Join professional bodies related to data science, like the Data Science Society or similar organisations. Getting involved can lead to mentorship opportunities and insider knowledge about full-time positions at companies like Radius.

✨Apply Directly through Our Website

When you find a suitable opening like Credit Risk Data Scientist β€” Hybrid: Build & Validate Models at Radius, make sure to apply directly through our website. It gives you an edge and shows you're keen to join our team. Plus, who doesn’t love a direct application? It’s easier than navigating through job boards!

We think you need these skills to ace Credit Risk Data Scientist β€” Hybrid: Build & Validate Models in Crewe

Data Science
Credit Risk Modelling
Python
SQL
Model Validation
Collaboration
Analytical Skills

Some tips for your application 🫑

Show Off Your Projects:In the world of data science, your projects can speak volumes about your skills. Make sure to showcase a few key projects in your CV or portfolio, especially those that highlight your ability to work with data sets, build models, or use relevant tools like Python, R, or SQL. Don’t forget to include links to any GitHub repositories if applicable!

Quantify Your Achievements:Employers love numbers! When drafting your CV, highlight your achievements with quantifiable results. For instance, mention how your data analysis led to a certain percentage increase in efficiency or revenue at a previous job or project. These details can really make your application pop!

Craft a Tailored Cover Letter:For a full-time role at Radius, your cover letter should reflect your passion for data science and your excitement about the specific projects or values of the company. Dive into why you’re a good fit, how your skills align with their needs, and any unique perspectives you can bring to the team.

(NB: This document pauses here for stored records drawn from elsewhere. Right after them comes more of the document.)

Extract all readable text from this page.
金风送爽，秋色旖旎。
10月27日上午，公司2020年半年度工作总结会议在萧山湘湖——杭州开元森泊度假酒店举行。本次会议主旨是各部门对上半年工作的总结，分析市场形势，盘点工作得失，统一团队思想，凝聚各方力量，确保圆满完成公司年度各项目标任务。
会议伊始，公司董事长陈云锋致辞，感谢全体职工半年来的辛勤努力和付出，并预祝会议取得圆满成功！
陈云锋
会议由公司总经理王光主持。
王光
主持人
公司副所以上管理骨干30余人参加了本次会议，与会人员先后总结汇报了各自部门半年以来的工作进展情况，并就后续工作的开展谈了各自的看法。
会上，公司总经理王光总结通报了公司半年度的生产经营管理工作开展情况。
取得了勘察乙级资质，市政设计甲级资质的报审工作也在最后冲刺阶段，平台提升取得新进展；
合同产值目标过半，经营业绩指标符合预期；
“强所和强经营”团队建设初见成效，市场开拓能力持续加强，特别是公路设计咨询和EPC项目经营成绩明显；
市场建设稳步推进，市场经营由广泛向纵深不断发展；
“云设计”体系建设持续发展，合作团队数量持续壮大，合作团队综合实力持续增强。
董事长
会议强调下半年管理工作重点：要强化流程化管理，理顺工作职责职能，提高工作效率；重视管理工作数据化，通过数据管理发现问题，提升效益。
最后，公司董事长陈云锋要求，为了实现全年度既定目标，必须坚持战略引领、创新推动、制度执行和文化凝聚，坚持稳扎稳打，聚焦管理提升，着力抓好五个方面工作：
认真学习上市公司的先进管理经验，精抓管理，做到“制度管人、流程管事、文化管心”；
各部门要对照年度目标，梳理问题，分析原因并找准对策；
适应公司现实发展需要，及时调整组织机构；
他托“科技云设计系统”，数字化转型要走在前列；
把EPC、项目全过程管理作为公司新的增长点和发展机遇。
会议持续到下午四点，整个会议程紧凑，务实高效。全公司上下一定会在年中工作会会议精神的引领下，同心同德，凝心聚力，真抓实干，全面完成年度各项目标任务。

Stand Out with Relevant Courses and Certifications:Although experience talks, relevant courses or certifications can be your ticket to impressing hiring managers at Radius. Mention any standout courses you've completed that equipped you with essential skills, such as machine learning certifications or data visualisation courses. This shows your commitment to continuously developing your skills in the field!

How to prepare for a job interview at Radius

✨Brush Up on Your Statistics

For a data science role, we need to seriously sharpen our statistics skills. Get ready to tackle technical questions on probability distributions, hypothesis testing, and regression analysis. These are often the bread and butter of data science interviews, so don't just skim over them!

✨Showcase Your Projects

Prepare a killer portfolio showcasing your data science projects. We should include details about the datasets used, the tools and techniques applied, and the impact of your findings. If we can walk them through a particularly challenging project or a cool visualisation that had real-world implications, it’ll really make us stand out!

✨Get Comfortable with Python and R

Most data science positions require us to be proficient in programming languages like Python and R. We should practice common libraries like pandas, NumPy, and scikit-learn, and be ready for live coding exercises or algorithm questions. Showing off our coding chops can really impress the interviewers at Radius!

✨Prepare for Case Studies

Expect to encounter real-world case studies during the interview. We might be asked how we’d approach a data problem or analyse a dataset to extract insights. It's essential to think out loud and demonstrate our problem-solving process so that the interviewer can see our logical thinking in action.